Zaten bunlar değil midir en küçük bir farklı söylem ve eylem de çevrenizdekileri “Her koyun kendi bacağından asılır. Siz ona uymayın.”diye uyaran. Bu zihniyet değil midir gelenekselleşmiş haksız uygulamalara, yasa dışı emirlere dur diyenleri yalnızlaştırmak için diğerlerine “Sakın ona uyma. Sürüden ayrılanı kurt kapar.”diyen.

Halk sürü müdür?

Bin bir yalan ve küçümsedikleri halkın güveninin istismarıyla oturdukları koltuklarda padişahlıklarını ilân eden bu “seçilmiş krallar” ın gözünde halk hiç büyümeyen çocuklardır. Ve bütün çocuklar gibi idare edilmeli, ana-babalarının sözünden çıkmamaları onlara iyice belletilmeli ve böyle bir yola meylettikleri zaman da dövülmelidirler. Bütün çocuklar yaramazlık yaparlar ve mutlaka sonunda özür dilemelidirler. El etek öpüp, af dileyen, beş kilometre öteden dahi ceket düğmelerini ilikleyenler “hayırlı evlat”lardır. Diğerleri hayırsızdırlar, ihanet içindedirler, çizmeyi aşmıştırlar, çok ileri gitmiştirler velhasıl dayağı hak etmiştirler. Çocuklar da böylesi muameleye asla layık değildirler.

Halk çocuk mudur?

Bu ülkenin yüzde doksanı okuma yazma biliyor. Bu ülke gençliğinin neredeyse tümü üniversite mezunu ve büyük bir kısmı işsiz. Şimdi, bu “seçilmiş krallar” ve onların önünde ceket ilikleyip, emirlerine amade duran kraldan kralcılar bilmiyorlar mı ki bu okumuş yazmışlar aylardan beridir tüm gazetelerin ekinde verilen Annan Planını okuyorlar. Hiç akılları kesmiyor mu ki bu işsiz ve işli üniversite mezunları internetlerde geziniyorlar ve oralardan Annan Planının orijinalini bulup çatır çatır okuyorlar. Şimdi bu kafasındaki halk imgesinde bir gariplik sezilen kesim bilmiyorlar mı ki aylardır bütün köşe yazarları Annan Planının gerek hukuki dil gerekse siyasi terimler dolayısıyla kolayca anlaşılamayacak bölümleri hakkında neredeyse ayrıntının ayrıntısını anlatıyorlar. Ve ben, sen, biz yani halk durup dinlenmeden bunları okuyup içimize sindiriyoruz.

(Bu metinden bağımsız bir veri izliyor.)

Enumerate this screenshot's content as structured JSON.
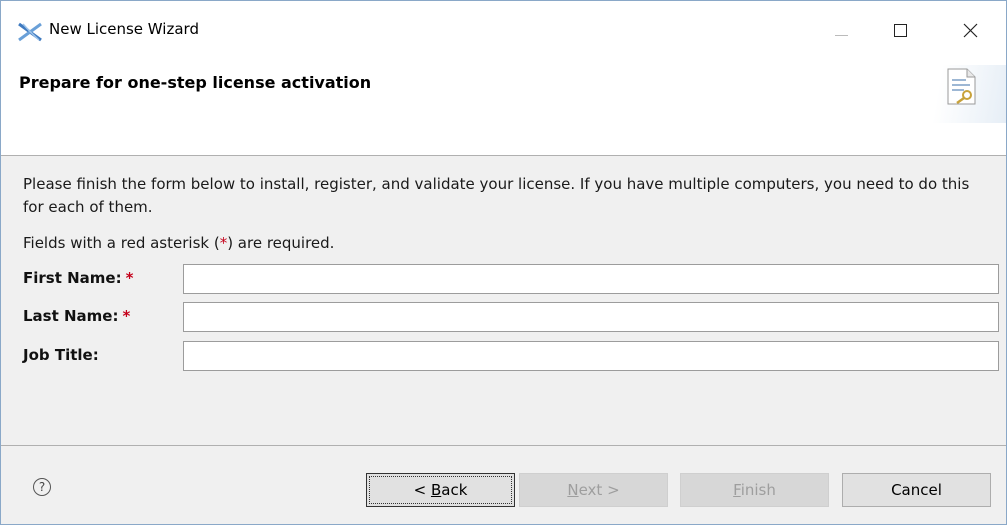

Bu, bizim hafifçe alık olduğumuzdan iyice emin olan yaşlılar güruhu ve düşünme özürlü takipçileri işlerini halâ gece yarıları kapıların altından attıkları pusulalarla mı görüyorlar ki bizim de teknolojiden yararlanmadığımızı zannediyorlar.

Biz okuduğumuzu anlıyoruz, anlamadığımızı otoritelere soruyoruz. Tahmin edebileceğiniz gibi de otorite dendi mi aklımıza siz gelmiyorsunuz. Sizi çağrıştıran terimler daha çok bağnazlık, dayatmacılık, küçümseme, paranoya, megalomani, padişahlık vb.